За километр встала серая высокая пелена, там лил дождь, тучи наплывали на солнце, степь темнела, земля словно содрогалась в ожидании дождя, грего ровно дул в вышине.
А по берегу моря похаживает старик Половец и думает думу, поглядывая в бинокль, чтобы не прозевать кого чужого, а в прибрежной пещере кипит работа. Чубенко там за старшого, дюжий – троих стоит, вертит машину так, что не успеваешь и листы подкладывать. А бумаги – кипа, всему побережью хватило б на курево, есть и по‑нашему напечатано, а есть и на таком, и вон на каком языке, и для французских матросов, и для греческой пехоты. Кто знает, по‑каковски они там разговаривают, для всех нужно наготовить, потому – ревком. Острые глаза рыбака издали заметили на берегу, по направлению Одессы, человека. В бинокле человек стал солдатом. В степи замаячила вторая фигура. В бинокле она стала солдатом.

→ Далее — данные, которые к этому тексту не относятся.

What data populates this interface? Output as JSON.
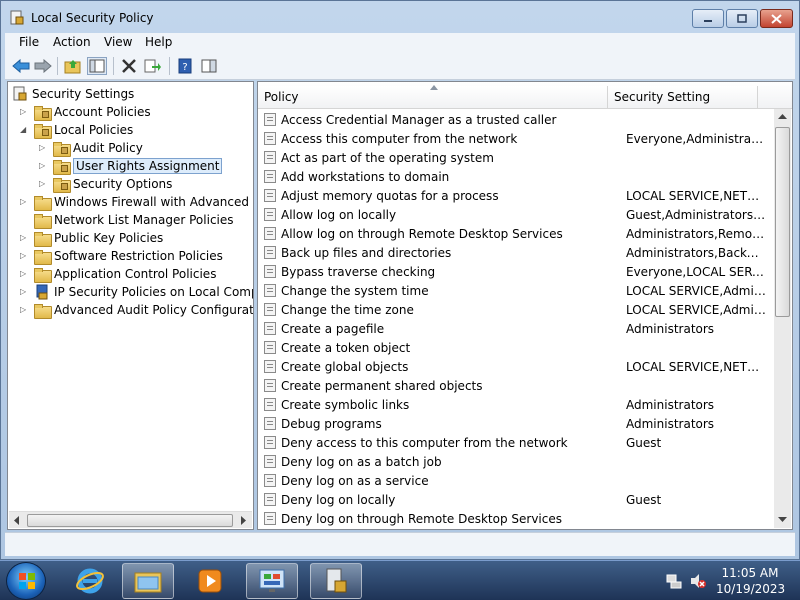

Рыбак оглядел, хорошо ли замаскирована ненадежная пещера, прошел ближе к берегу и принялся возиться с сетью на кольях, солдаты приближались. Над Одессой накрапывало, Пересыпь была во мгле, на рейде дымили крейсеры и миноносцы, солдаты приближались. Грего засевал море дождем, но почему же не видно патруля, может, еще он явится позже на машине или моторкой? Старая Половчиха где‑то в Одессе на базаре, разве этой рыбой проживешь, солдаты приближались. Они шли четким военным шагом, точно магнитом их притягивало, Половец потрогал для чего‑то свои костлявые руки. Он был среднего роста и всегда удивлялся, когда сыновья‑великаны обступали его, словно бор, солдаты приближались. Это были иноземцы, и один из них подошел первым. Половец прикинулся, будто ничего не замечает, – “по‑каковски с ним говорить станешь?”. Солдат, щуплый брюнет, подступил вплотную, – “как с ним заговоришь?”.
– Зеленой скумбрии, – услышал Половец.
– А вам ночи мало? – не размышляя, ответил паролем рыбак, и сердце его по‑молодому забилось от радости, старик обнял солдата, над Одессой спускалась завеса частого дождя, море стало совсем черным.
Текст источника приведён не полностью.